髷が来る
髷だ。
髷がやって来る。
大学構内。入学式の後。
サークル勧誘の上級生たちが、新入生を大ホールの入り口で待ち構えている。
「テニス部ーッ!テニス部楽しいよー!」
「茶道部をどうぞよろしくー!」
「バト部!バトミントン部いいよ!」
口々に部員たちが新入部員を求めて勧誘の声をあげている。小鳥遊十二は、ぼんやりそれを眺めながら、列に流されるようにして入り口から外へ押し出された。
隅の方に移動して、植え込みの花壇の上にしゃがみこむ。
「はー……っ」
すごい熱気だ。入学式の静けさが嘘のように、サークル勧誘の場は華々しい。こちらではふらふらと彷徨う新入生がサークルに吸い寄せられていき、あちらでは声の大きいサークルに新入生が捕まっている。
「ふう……」
それを遠巻きに眺めながら、十二はため息をついた。サークルか。どうしよう。十二は、小学校から高校まで帰宅部だった。習い事もしていないし、あまり興味もなかった。学校で勉強して、家に帰って、寝て起きて学校で勉強して……の繰り返し。友達はそれなりにいたが、熱い部活動にかける青春もなかった。だからわからないのだ。サークルに掛ける情熱が。
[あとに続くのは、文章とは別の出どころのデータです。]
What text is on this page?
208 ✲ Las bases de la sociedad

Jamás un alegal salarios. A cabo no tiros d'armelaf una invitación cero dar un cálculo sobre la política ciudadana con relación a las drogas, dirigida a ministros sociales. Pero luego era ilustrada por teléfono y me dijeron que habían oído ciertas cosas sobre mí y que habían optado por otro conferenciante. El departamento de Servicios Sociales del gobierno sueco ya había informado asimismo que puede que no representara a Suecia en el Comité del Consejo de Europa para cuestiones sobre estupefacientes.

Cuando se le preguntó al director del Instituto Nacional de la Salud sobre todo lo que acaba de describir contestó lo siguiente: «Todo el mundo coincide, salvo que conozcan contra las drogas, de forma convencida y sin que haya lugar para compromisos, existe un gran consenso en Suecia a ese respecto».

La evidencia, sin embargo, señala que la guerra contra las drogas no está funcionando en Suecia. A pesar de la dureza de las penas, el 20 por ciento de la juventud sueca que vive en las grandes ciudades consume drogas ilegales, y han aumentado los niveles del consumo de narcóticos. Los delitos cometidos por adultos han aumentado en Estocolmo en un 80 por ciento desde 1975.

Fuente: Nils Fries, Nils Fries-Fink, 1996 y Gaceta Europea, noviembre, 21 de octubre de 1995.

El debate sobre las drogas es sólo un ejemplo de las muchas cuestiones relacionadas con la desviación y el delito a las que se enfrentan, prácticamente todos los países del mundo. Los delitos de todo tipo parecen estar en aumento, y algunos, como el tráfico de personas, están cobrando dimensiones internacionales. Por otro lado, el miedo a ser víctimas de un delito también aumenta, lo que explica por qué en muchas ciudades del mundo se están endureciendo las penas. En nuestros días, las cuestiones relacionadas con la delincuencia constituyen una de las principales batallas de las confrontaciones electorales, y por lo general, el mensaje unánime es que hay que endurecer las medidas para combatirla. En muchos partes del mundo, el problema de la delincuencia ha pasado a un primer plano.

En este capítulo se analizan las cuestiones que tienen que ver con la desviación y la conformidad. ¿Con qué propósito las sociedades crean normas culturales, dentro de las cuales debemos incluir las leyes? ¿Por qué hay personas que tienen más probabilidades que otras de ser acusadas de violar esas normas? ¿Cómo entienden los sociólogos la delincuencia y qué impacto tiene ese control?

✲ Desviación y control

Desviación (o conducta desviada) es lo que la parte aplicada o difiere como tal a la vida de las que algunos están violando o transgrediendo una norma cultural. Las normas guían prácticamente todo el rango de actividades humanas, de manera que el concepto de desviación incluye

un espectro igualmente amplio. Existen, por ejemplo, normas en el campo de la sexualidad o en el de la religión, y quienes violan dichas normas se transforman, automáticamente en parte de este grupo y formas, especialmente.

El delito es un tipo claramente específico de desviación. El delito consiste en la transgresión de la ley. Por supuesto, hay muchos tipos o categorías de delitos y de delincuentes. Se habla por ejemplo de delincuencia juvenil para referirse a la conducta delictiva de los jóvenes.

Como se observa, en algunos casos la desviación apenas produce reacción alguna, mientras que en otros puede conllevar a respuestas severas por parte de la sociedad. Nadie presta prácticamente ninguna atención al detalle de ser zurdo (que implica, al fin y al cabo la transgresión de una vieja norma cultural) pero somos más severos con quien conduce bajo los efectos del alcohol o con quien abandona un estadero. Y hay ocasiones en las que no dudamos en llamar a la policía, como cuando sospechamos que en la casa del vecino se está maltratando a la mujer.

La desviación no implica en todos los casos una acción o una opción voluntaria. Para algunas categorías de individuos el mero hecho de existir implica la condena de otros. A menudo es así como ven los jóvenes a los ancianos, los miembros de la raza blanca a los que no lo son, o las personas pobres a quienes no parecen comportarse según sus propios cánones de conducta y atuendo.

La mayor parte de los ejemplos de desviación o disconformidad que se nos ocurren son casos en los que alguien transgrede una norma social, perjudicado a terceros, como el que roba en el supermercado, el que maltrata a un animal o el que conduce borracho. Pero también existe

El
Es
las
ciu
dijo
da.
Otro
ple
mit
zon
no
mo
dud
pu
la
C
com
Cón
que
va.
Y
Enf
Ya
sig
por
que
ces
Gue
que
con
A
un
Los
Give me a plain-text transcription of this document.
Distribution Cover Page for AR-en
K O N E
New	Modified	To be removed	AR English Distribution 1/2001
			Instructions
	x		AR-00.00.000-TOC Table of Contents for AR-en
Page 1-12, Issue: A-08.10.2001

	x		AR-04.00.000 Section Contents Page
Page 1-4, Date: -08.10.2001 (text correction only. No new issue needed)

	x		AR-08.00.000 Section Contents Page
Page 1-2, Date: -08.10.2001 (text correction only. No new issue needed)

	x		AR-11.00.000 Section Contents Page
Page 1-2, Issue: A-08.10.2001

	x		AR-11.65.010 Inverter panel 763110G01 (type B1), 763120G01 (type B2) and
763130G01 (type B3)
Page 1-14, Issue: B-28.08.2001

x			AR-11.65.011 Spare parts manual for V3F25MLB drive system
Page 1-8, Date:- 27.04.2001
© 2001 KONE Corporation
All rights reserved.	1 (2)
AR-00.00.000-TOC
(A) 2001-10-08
ふと、人だかりの向こうが騒めく。十二は、顔をあげた。
遠くに、髷がいた。
人だかりが波のように割れ、道の向こうから髷がやって来ようとしていた。
髷だ。
丁髷頭の男がやって来る。
江戸時代もかくやと思う、つるつるに剃られた月代。
そこに乗っかった、黒々とした丁髷。
派手ではないが、かっこよく着こなされた黒い羽織と縦縞の小袖。黒い足袋に、真っ赤な鼻緒の草履と帯が目に眩しい。
(ま、髷!?)
十二は、目を丸くしてその髷男を見つめた。髷男は風を切って群衆の間を一直線に歩いて行く。周りが、水を打ったように静かになる。
「髷……」
「髷だ……」
新入生たちが髷を指して、ひそひそ声をあげる。
「部長!」
「うん」
引き連れていた学生の一人が、髷男に後ろからサッとメガホンを差し出す。髷男はメガホンを受け取ると、それを口にあてて喋り始めた。
「えー」
メガホンから声が発される。低くて、セロのように心地よい声音。
(わ、あ……)
十二は、思わずその声に耳を傾けた。
「芳月亭古髷でございます。本日は皆々様、ご入学おめでとうございます」
ホウゲツテイ?変な名前だ。本名ではないのだろうか。
「我が落語研究会、通称・落研では、新入生諸君の参入を待っている。本日は<時そば><饅頭こわい><目黒のさんま>という噺を講演する。興味のあるものはB棟ホールに来るように。なお部室は文学部の裏手、文化系サークル棟の二階・一番奥の和室だ。以上」
髷男改めホウゲツテイは、一礼すると、メガホンをさげてまた颯爽と歩き出す。後ろの部員たちが、「どうぞ~」「どうぞどうぞ」と言いながら周囲の新入生にビラを配る。彼の羽織姿の背中が、遠く、小さくなっていく。
ざわざとした喧噪が戻り、十二はその中で、ゆっくりと立ち上がった。
髷だ。
髷だった。
(か……)
頭の中で、髷がぐるぐる回っている。
(格好、良い)
十二はふらふらと落研部員に歩み寄ると、手を出した。
「あ。君、落語興味ある?この後部長が一席やるから、短い噺だし、おいでよ。はい」
「ふぇい……」
ビラを受け取って、十二は返事をした。間の抜けた声が出てしまった。ホウゲツテイの羽織がひるがえる時見えた、白地に赤い雲と松と蔦の描かれた裏地の色が、チカチカと眼裏に残り続けていた。